Life has its own pace and rhythm, and if you don't think about it, reason. I chugged along. New York City was a big place for me to explore. Since I threw up my textbooks on superstrings and joined the 100-year old investment bank Merry Stench on Wall street, I had been swimming fitfully in the ocean of derivatives--never mind I had mastered the art of calculus almost 20 years ago. The New York City I knew was largely the concatenation of subway station names on my commute to and from Manhattan. The highlight of my cultural experience was those hurried lunches at Chinatown. I didn't even have time to go to the 42nd street for more than a handful of times -- a couple of those times were for the business of renewing my passport in the Chinese consulate.

So there was no shame in unemployment--I urged myself on. But New York to an unemployed person was suffocatingly oppressive.
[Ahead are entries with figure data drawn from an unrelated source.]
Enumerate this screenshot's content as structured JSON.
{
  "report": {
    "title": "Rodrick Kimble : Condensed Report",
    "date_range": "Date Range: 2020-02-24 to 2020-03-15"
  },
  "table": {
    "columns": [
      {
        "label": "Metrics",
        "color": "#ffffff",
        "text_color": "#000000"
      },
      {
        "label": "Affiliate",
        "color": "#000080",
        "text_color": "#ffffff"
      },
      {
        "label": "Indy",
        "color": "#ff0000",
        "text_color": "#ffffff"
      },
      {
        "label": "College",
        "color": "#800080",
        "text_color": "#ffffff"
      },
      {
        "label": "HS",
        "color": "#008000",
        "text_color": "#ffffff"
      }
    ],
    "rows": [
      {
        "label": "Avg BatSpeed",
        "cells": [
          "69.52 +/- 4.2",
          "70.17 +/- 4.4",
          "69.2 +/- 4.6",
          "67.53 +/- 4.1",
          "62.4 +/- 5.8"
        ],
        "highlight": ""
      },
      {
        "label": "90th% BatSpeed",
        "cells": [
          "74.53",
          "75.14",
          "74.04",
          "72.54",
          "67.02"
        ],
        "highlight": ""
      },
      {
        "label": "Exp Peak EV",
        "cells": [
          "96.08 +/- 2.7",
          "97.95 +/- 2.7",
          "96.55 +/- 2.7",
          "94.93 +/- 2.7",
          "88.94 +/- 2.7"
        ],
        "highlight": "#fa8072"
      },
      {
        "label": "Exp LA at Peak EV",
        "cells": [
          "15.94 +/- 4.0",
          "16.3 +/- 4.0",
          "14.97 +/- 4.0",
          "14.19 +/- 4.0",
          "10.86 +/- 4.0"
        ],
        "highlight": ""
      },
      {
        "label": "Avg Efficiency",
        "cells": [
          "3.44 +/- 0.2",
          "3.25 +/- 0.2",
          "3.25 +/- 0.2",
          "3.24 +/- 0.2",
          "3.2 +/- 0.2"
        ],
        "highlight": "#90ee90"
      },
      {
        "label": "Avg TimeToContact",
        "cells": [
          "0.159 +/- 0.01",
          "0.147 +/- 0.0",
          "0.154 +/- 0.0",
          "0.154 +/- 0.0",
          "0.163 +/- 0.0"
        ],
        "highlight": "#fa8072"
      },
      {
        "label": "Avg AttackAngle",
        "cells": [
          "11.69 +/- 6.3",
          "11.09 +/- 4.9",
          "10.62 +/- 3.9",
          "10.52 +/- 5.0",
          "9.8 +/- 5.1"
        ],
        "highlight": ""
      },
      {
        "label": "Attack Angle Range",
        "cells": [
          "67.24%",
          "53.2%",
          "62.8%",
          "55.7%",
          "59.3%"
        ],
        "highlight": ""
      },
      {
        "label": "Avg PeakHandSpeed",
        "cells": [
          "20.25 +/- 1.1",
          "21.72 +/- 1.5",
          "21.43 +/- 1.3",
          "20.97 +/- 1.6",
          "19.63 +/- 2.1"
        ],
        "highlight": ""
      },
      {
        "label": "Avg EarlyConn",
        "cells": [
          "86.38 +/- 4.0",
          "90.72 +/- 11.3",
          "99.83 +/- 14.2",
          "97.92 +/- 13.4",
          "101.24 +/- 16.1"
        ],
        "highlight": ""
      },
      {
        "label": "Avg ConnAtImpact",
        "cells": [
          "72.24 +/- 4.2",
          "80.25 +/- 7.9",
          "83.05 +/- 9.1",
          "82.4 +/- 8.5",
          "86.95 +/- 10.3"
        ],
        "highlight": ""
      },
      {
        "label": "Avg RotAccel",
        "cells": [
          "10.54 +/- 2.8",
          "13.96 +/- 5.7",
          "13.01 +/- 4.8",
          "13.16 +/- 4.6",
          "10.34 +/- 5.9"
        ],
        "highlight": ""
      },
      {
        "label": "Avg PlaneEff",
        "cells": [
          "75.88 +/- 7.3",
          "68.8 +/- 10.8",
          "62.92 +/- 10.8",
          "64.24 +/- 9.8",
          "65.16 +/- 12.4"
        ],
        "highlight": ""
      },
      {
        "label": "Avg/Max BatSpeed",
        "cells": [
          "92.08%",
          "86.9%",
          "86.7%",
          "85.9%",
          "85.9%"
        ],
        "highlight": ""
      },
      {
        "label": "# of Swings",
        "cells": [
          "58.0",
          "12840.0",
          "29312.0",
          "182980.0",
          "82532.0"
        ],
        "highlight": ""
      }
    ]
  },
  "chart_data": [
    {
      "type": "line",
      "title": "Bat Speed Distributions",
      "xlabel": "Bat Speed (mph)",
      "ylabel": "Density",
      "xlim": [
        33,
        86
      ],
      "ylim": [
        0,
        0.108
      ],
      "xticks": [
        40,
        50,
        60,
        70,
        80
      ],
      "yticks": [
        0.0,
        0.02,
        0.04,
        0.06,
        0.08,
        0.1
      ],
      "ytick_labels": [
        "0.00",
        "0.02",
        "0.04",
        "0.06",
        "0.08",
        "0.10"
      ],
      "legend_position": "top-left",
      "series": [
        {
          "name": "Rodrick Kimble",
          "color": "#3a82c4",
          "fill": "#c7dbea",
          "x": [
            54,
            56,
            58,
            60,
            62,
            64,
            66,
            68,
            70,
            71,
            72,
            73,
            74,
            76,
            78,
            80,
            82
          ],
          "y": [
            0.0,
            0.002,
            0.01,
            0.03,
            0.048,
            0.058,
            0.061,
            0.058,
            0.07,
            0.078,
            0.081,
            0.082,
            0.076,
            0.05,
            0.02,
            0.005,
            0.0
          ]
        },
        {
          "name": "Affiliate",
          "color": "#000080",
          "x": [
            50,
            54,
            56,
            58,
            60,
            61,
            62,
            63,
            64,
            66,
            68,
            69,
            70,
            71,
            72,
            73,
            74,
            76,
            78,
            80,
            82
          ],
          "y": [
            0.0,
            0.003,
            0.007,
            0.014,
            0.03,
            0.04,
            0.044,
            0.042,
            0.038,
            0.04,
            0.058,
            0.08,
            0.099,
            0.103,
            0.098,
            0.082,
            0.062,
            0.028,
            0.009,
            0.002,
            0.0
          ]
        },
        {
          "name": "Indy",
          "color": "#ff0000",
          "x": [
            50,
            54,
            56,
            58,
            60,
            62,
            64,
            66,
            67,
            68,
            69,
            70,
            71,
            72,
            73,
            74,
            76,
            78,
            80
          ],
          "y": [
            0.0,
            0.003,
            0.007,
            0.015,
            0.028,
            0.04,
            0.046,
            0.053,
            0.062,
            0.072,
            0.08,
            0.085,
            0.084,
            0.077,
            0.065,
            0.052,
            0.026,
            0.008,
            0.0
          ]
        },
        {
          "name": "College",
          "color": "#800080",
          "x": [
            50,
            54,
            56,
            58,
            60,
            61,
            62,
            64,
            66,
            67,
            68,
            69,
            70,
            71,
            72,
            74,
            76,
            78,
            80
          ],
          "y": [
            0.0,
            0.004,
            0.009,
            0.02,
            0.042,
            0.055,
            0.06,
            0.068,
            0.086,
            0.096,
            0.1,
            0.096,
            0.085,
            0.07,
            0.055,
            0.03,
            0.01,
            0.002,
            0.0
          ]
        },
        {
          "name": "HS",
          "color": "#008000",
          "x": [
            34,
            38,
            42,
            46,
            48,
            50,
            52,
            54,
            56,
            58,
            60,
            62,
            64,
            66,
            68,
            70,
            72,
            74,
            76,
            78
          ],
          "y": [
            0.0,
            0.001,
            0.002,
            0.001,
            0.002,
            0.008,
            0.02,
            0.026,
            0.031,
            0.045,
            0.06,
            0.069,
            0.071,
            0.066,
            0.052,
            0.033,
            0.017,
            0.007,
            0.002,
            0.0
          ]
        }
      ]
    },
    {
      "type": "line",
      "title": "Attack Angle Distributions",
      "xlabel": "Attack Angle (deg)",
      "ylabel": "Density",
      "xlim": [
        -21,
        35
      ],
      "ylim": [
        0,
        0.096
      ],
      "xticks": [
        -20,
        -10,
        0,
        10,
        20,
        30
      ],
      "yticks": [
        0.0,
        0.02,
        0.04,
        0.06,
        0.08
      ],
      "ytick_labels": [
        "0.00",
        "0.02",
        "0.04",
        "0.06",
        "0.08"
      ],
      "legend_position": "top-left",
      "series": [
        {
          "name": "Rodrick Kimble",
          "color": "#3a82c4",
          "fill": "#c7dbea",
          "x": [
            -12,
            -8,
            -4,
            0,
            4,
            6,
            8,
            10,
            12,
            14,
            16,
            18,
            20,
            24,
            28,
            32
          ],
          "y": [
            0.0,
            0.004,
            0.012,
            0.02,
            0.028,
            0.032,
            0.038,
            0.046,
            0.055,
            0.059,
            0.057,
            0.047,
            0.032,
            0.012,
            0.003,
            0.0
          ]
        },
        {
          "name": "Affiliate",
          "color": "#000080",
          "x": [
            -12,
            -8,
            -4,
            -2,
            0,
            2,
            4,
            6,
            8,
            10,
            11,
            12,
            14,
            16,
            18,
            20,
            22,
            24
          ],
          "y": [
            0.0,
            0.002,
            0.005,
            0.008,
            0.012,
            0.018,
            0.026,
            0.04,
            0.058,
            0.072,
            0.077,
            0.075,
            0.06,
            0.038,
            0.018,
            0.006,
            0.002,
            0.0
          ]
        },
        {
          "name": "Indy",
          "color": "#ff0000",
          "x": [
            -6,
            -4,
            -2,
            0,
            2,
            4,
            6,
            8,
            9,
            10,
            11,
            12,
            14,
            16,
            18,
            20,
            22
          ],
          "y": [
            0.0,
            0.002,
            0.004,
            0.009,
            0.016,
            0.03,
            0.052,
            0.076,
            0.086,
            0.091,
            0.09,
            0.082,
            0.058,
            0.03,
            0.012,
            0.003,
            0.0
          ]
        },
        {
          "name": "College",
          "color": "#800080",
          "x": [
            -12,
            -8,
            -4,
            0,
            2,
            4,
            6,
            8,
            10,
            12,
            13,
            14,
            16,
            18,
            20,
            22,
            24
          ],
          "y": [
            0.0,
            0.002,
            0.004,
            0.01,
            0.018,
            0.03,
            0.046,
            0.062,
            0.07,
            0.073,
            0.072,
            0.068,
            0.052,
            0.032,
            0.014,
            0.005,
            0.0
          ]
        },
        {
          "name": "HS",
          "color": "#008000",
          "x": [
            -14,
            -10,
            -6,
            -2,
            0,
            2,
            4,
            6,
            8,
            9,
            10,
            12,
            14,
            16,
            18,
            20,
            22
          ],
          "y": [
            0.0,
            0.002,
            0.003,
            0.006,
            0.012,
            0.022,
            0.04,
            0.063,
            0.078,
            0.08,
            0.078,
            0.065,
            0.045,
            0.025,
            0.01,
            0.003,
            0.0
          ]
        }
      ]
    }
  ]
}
Had I been a Boyz in the 'Hood, I might be better able to deal with, even enjoy the leisurely lifestyle. But, all my life, I had been under this tremendous burden called ambition. It took sometime to get used to the freedom of being free.


Slowly, New York starts to unveil her charm. I finally went to Broadway to watch a live musical, rubbed my elbows with the raucous crowd at the Late Show, and had my photos taken with Mujibar and Saraju at Rock America.

I discovered Central Park and convinced myself that those pigeons were not temporarily put together by movie directors to give those cheesy emotional melodrama an autumnal backdrop of flight and soaring stupidity. I even kept a log of the traffic of noontime joggers. Not that I think NY metro transit authority would be interested in such information, but the scene of a middle-aged fat man having his sweaty hand around the buttock of his minimally dressed female colleague was just irresistible--it reminded me of my wife and her boss. Oh, #### it!

One sunny early afternoon, having dispensed all my bread to the pigeons, I sat on a bench and struck a conversation with a man of roughly my age and presumably the same situation--a young man in his 30's sitting in Central Park at 2:30 pm was either stinkingly rich or unemployed. He was latter. Interestingly, he, too, went for a Ph.D. program in theoretical physics but withdrew after two years -- his mind was just not in it anymore after finding out that superstring theory, standard model, and chaos were just some bad poetry. So he wandered for a time--rock bands, night clubs, and Las Vegas. Now he had settled down, living with his aged aunt in Brooklyn, and dedicated himself to writing a novel based on his best friend who died of AIDS several years ago.

That evening, having stood motionless by the Hudson River for I-knew-not-how-long, I went back to my aprtment with early morning dews and a commitment to myself and all those dear and close to me: Writing about my friend who died of Culture Shock in this country.